ローコード開発はスピードが出る一方で、統制を弱めると基幹システム周辺に新しい属人化を生みます。特に、現場部門が自由にアプリを増やすだけの状態になると、データ定義がばらばらになり、後から統合できなくなります。
| 注意点 | 起きる問題 | 対策 |
|---|---|---|
| マスタの正本が曖昧 | 顧客、商品、取引先の情報が重複する | どのシステムを正とするか決める |
| 権限設計が甘い | 見せてはいけない情報が共有される | 役職、部署、業務単位で権限を設計する |
| 監査ログを見ない | 変更履歴や承認履歴を追えない | ログ取得と確認責任者を決める |
| 外部連携を後回しにする | 二重入力や手作業CSVが残る | API、CSV、バッチの役割を先に決める |
| 保守担当が不明 | 導入後に改善が止まる | 情シスと業務部門の役割分担を決める |
また、ローコードはツールの機能範囲に依存します。IPAの解説でも、ツールで開発できる範囲には制約があり、あらゆるシステムを実現できるわけではないと説明されています。ローコードで作る範囲、コードで拡張する範囲、既存システムに残す範囲を最初に分けることが重要です。

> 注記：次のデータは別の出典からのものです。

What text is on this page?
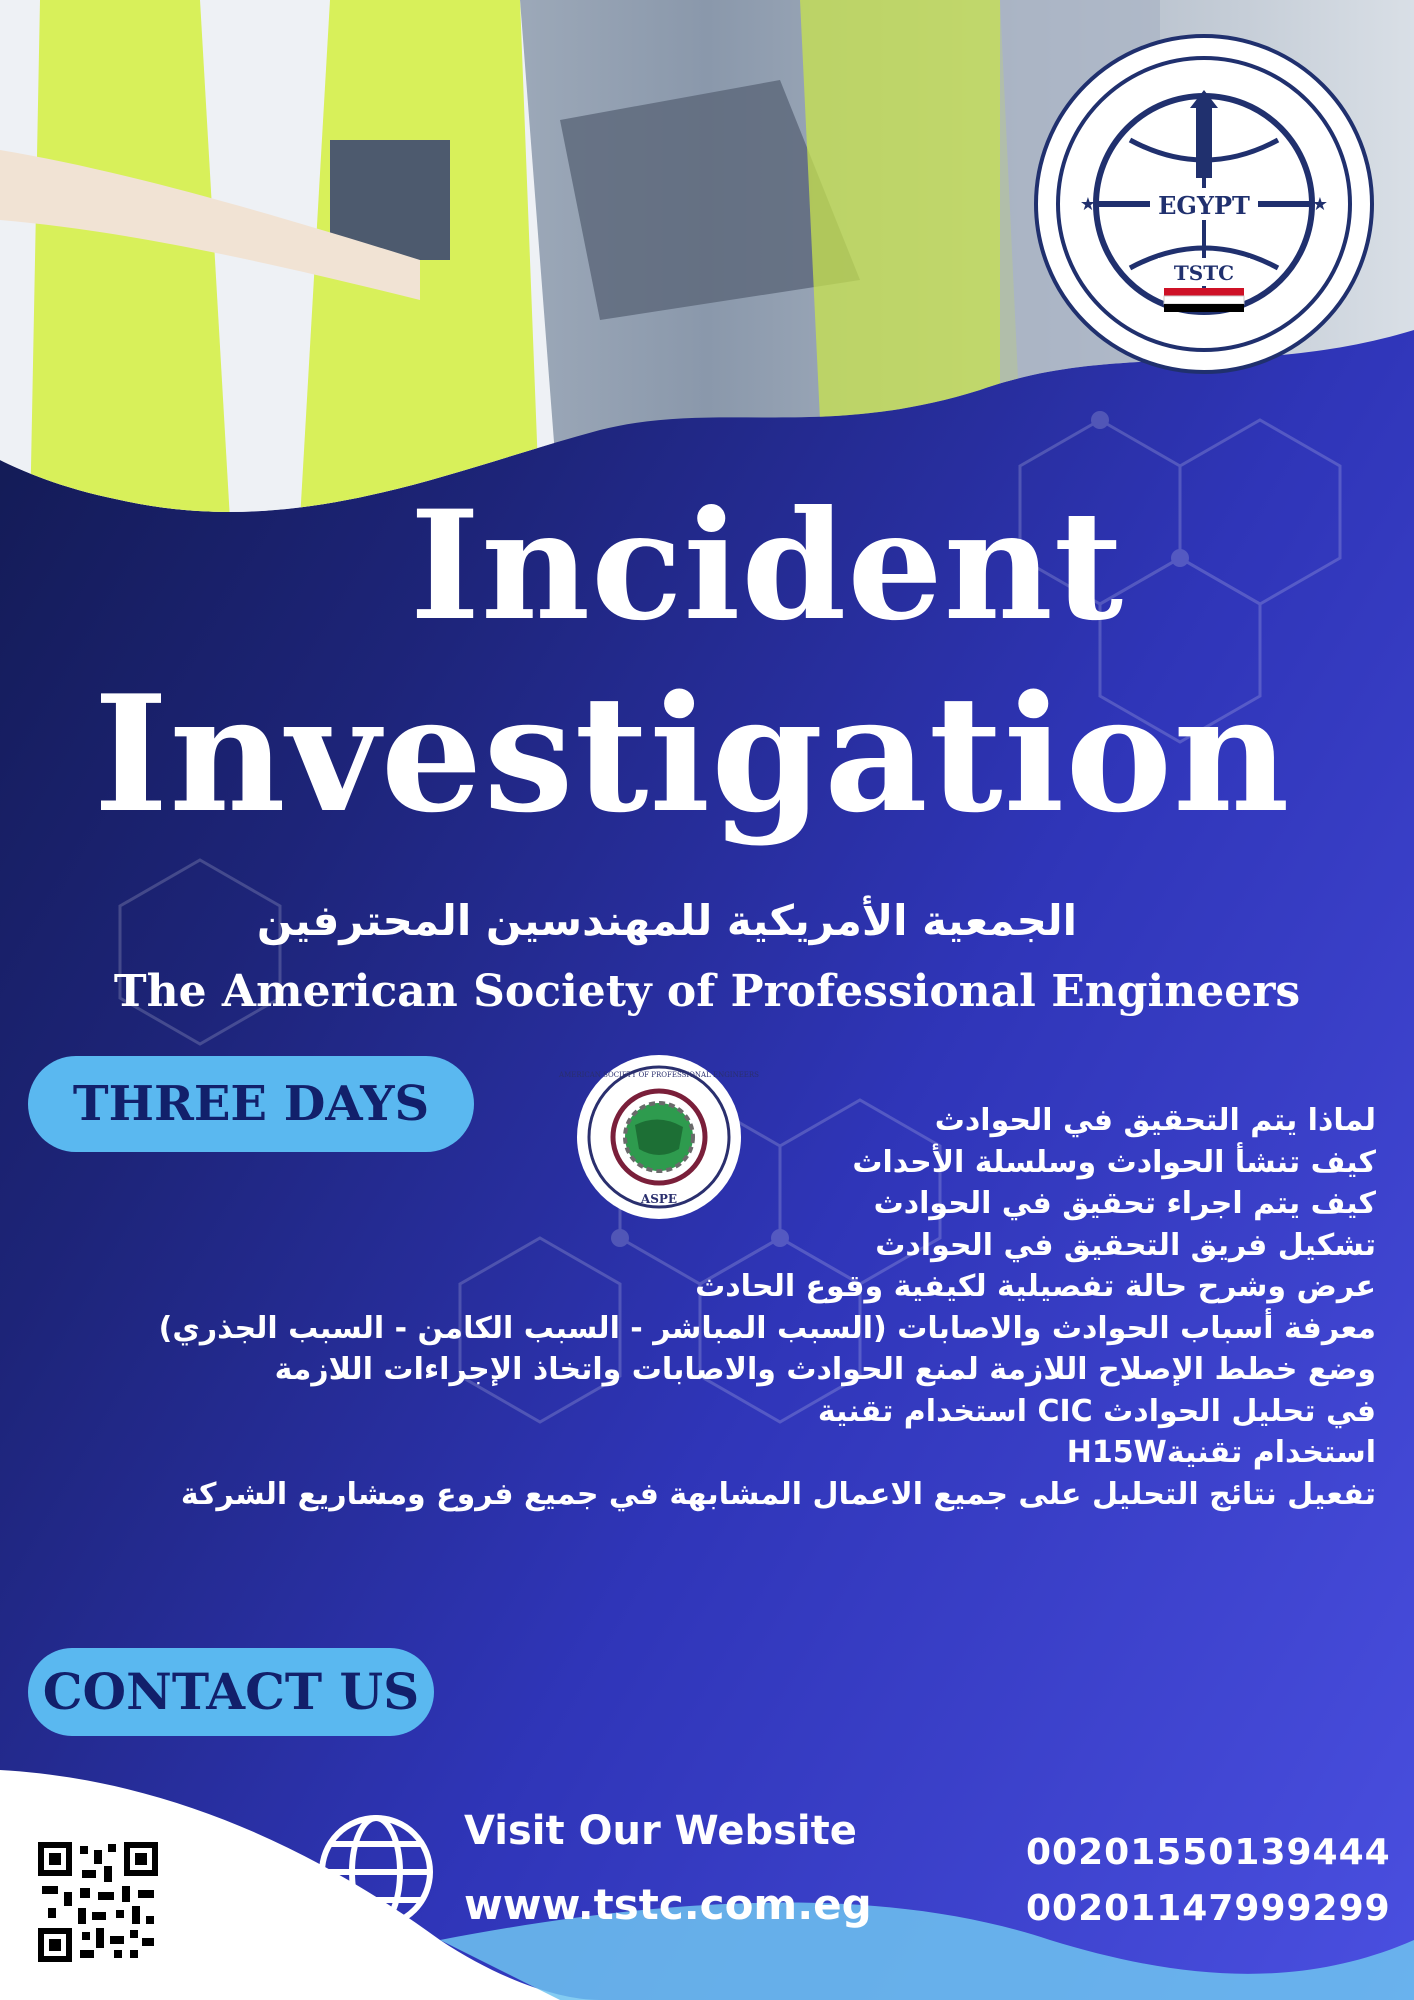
EGYPT
TSTC
★	★
Incident
Investigation
الجمعية الأمريكية للمهندسين المحترفين
The American Society of Professional Engineers
THREE DAYS
ASPE
AMERICAN SOCIETY OF PROFESSIONAL ENGINEERS
لماذا يتم التحقيق في الحوادث
كيف تنشأ الحوادث وسلسلة الأحداث
كيف يتم اجراء تحقيق في الحوادث
تشكيل فريق التحقيق في الحوادث
عرض وشرح حالة تفصيلية لكيفية وقوع الحادث
معرفة أسباب الحوادث والاصابات (السبب المباشر - السبب الكامن - السبب الجذري)
وضع خطط الإصلاح اللازمة لمنع الحوادث والاصابات واتخاذ الإجراءات اللازمة
في تحليل الحوادث CIC استخدام تقنية
استخدام تقنيةH15W
تفعيل نتائج التحليل على جميع الاعمال المشابهة في جميع فروع ومشاريع الشركة
CONTACT US
Visit Our Website
www.tstc.com.eg
00201550139444
00201147999299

さらに、基幹システムでは「誰でも直せる」ことが必ずしも利点になりません。変更権限が広すぎると、意図しない項目追加やロジック変更が本番業務に影響します。開発環境、本番環境、承認フロー、リリース履歴を分け、変更管理のルールを作る必要があります。
まとめ
ローコード開発は、基幹システムの全面置換というより、既存システムの周辺改善、レガシー刷新の段階導入、内製化、標準化に向いた選択肢です。申請、台帳、参照画面、レポート、問い合わせ管理など、変更頻度が高く現場改善の効果が見えやすい領域から始めると、リスクを抑えながら効果を検証できます。
一方で、会計処理、在庫引当、給与計算、大量バッチなど、厳密な整合性や性能が求められる中核処理は慎重に判断すべきです。ローコードで作れるかではなく、長期運用、監査、権限、外部連携、保守体制まで含めて維持できるかを確認しましょう。
ノーコード総合研究所では、基幹システム刷新やローコード・ノーコード活用について、現行業務の棚卸し、適用範囲の整理、PoC設計、外部連携方針の検討まで支援しています。まずは既存システムとExcel業務を洗い出し、ローコード化すべき領域を見極めるところから始めてみてください。
最初の一歩は、ツール比較ではなく、対象業務の一覧化です。どの業務が既存基幹システムに依存しているのか、どの業務がExcelやメールで補完されているのか、どの画面や帳票が現場の負担になっているのかを整理します。そのうえで、障害影響が小さく、改善効果が見えやすく、現場責任者を置ける業務からPoCを始めると、ローコード開発の効果を検証しやすくなります。
ローコード開発は、基幹システム刷新の万能解ではありません。しかし、適用範囲を見極め、既存システムとの連携と運用体制を設計できれば、レガシーシステムからの段階的な脱却や、現場主導の業務改善を進める有効な手段になります。